Purity, if] you, after cooling down 40 to 6p ° C. separates the not yet solidified liquid from the crystals. The chlorine and sulfur compounds remain in the mother liquor, which a caustic potash with less Contains water as the crystals, and which afterwards further to an impure caustic potash or is processed on potash, while the remaining crystals by heating to Melting are brought and liquid get into the vessels intended for dispatch to to freeze in it. If an even greater purity of these crystals is required, then a second crystallization carried out in the same way by melting them again will. Any sodium content also remains in the mother liquor every time. For practical operation it is advantageous to use the in sulfur compounds contained in the solution by means of chlorinated lime, potassium nitrate, air injection or the like, because then the crystals can be more easily produced pure and white.

If from the well-known poor solubility of soda in hot potash solutions easy it can be concluded that with further concentration of the latter the complete Separation of the soda is possible, this method has not yet been used been. On the other hand, the fact is that potassium carbonate and hydroxide hold in caustic potash Alkali is sparingly soluble, was not known and for the pure preparation of these potassium compounds has not yet been used.

Claims (3)

- Patent claims: i.

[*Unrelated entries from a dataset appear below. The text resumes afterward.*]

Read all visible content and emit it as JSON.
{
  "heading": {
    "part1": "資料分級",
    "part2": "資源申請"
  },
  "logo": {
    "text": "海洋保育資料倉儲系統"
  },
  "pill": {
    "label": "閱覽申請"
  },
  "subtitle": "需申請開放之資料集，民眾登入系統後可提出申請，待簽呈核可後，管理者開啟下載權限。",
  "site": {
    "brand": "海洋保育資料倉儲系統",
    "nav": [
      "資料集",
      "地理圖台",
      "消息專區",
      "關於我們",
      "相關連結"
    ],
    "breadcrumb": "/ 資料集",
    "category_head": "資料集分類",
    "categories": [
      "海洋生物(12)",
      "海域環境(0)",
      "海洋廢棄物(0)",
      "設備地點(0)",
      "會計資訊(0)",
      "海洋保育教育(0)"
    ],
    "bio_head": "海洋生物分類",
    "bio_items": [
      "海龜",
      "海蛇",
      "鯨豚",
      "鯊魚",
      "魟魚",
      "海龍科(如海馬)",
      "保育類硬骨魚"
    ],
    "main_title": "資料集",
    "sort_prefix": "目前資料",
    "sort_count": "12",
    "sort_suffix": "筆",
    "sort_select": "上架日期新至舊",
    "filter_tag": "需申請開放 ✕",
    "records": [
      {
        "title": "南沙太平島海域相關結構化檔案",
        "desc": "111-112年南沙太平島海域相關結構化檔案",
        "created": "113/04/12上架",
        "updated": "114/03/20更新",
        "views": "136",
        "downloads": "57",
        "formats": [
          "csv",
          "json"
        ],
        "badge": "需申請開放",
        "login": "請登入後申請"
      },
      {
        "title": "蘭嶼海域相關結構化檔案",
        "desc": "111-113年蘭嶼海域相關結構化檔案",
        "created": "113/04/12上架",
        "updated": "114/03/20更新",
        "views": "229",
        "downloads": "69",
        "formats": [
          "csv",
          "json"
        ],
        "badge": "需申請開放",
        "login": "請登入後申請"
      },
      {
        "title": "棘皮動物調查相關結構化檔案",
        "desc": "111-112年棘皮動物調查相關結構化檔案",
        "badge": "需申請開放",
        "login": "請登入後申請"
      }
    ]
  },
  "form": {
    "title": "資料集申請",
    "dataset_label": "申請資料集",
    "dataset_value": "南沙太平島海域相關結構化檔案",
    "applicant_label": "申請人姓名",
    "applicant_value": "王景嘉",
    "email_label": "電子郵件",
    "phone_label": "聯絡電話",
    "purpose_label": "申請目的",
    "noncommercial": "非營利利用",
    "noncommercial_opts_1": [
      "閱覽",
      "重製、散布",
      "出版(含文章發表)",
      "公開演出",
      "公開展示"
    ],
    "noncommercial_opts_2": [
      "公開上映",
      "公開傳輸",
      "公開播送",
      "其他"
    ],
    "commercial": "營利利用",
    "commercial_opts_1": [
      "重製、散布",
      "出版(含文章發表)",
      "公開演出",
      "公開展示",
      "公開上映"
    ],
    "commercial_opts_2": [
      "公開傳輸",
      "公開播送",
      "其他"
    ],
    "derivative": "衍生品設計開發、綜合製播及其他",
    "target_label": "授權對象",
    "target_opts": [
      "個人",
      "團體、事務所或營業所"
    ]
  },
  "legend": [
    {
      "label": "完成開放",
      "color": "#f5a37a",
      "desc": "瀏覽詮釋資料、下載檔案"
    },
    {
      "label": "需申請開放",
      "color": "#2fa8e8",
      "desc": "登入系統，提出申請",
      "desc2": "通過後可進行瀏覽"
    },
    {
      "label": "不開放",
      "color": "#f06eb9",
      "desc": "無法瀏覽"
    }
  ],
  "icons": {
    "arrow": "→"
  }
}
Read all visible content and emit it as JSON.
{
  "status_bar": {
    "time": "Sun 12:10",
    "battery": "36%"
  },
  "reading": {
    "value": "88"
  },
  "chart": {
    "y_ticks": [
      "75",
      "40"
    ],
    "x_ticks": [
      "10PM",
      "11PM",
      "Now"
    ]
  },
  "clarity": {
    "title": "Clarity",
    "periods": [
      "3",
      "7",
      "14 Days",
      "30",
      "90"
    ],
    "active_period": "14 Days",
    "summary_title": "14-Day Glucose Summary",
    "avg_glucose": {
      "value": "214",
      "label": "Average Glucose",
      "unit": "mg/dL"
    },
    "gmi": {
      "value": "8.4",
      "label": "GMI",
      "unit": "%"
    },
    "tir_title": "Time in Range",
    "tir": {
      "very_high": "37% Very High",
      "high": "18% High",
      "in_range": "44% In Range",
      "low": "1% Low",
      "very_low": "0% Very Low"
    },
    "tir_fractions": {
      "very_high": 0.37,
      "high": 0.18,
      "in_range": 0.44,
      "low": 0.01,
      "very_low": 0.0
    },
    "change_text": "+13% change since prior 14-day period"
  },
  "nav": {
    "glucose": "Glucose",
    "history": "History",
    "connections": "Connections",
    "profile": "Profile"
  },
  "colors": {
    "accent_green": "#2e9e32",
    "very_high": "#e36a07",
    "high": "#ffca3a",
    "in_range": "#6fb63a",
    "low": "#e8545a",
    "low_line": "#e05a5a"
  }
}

The complete precipitation of the soda from a hot potash solution during concentration of 1.6 vol. wt., by using the previously customary low degrees of concentration not all of the sodium can be removed. 2. The separation of the hydrate of potassium carbonate from the sulphurous alkalis Leblanc's raw potash for separation from the chlorides that remain in solution, by the crystallized potash which has hitherto been found in trade a) is represented by dissolving very highly purified potash; b) never to get free of soda and seldom free of chlorine in this way (this product always contains at least 1 potassium chloride per 100 potassium carbonate), because from carbonic acid solutions a double salt of potassium and sodium carbonate attaches itself and itself also form only small crystals, which are difficult to separate from the chlorine-containing mother liquor, while in Caustic lye this hydrate is sparingly soluble and therefore forms large crystals; c) requires a much more cumbersome representation. 3. The pure preparation of the potassium hydroxide from raw liquors by crystallization at 40 up to 60 ° C, in this way the not insignificant amount of the chlorides that result from saturated hydrate solutions do not separate at all, to keep away from the crystallizing hydroxide.